The Union government's newly launched Rs 1000-crore Hariyali (greenery) programme is one of the biggest rainwater harvesting projects ever to be conceived in India. "The scheme has the dual objective of tackling water scarcity problems as well as augmenting the resources of panchayats in an attempt to strengthen them," says Union minister for rural development, Shanta Kumar.
State-level bodies will provide technical assistance for rainwater harvesting and other conservation measures. The water thus conserved will be used for fisheries development, irrigation, horticulture and allied projects. Local panchayats are expected to benefit from water user charges and sales proceeds from the development activities. Monitoring committees headed by elected mps will keep tabs on the various development schemes in each of the 500-plus districts.

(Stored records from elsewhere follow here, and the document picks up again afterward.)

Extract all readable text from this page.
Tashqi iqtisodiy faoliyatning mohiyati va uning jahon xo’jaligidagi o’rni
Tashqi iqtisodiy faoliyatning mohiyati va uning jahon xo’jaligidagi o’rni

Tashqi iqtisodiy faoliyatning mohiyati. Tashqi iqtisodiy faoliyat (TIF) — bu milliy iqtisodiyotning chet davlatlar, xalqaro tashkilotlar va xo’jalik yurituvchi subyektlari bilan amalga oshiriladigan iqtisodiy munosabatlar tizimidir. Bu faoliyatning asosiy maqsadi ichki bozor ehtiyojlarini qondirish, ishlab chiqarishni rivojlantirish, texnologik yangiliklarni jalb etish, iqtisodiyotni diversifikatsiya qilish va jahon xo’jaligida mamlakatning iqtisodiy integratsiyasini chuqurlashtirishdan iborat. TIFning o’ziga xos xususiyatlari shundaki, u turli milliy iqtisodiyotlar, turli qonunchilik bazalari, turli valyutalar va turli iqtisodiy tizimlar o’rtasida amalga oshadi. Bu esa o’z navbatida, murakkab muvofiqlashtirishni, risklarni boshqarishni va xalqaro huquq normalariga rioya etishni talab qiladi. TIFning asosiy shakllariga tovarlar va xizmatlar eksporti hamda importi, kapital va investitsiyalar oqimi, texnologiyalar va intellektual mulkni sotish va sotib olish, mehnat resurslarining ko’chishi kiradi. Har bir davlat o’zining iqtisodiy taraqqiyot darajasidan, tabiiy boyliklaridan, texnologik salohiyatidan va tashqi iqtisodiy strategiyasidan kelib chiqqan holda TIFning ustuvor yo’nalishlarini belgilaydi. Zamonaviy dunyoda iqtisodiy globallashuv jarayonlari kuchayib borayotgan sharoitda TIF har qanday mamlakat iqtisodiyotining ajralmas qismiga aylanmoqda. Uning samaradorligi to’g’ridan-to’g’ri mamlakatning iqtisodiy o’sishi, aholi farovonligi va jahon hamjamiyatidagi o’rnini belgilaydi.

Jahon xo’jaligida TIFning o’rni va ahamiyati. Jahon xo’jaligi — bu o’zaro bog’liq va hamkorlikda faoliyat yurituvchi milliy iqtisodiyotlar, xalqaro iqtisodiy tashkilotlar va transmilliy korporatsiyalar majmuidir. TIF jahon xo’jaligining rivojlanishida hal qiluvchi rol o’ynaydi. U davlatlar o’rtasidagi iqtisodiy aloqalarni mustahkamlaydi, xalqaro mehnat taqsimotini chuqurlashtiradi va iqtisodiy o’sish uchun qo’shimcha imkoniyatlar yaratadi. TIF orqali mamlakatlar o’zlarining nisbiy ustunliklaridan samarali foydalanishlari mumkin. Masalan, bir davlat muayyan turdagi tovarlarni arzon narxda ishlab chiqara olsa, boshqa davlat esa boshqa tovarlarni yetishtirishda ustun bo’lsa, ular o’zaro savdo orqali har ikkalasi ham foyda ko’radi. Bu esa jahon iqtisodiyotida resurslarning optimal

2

While inaugurating the scheme, Prime Minister Atal Bihari Vajpayee quipped: "It should not be a pipedream." But Sudhirendar Sharma, a water expert attached to the New Delhi-based Ecological Foundation, thinks this is exactly what might happen: "Given the dismal record of current watershed projects, the scheme might indeed turn out to be a pipedream. According to the latest statistics, about 15,000 habitations in the country are without any source of potable water; some 200,000 villages only partially covered by drinking water schemes and 217,000 villages have reported problems with water quality."
The Centre will contribute 90 per cent of the funds and states the remaining 10 per cent. But analysts feel that given the dire financial status the states are in, quite a few states might have problems coughing up even this amount.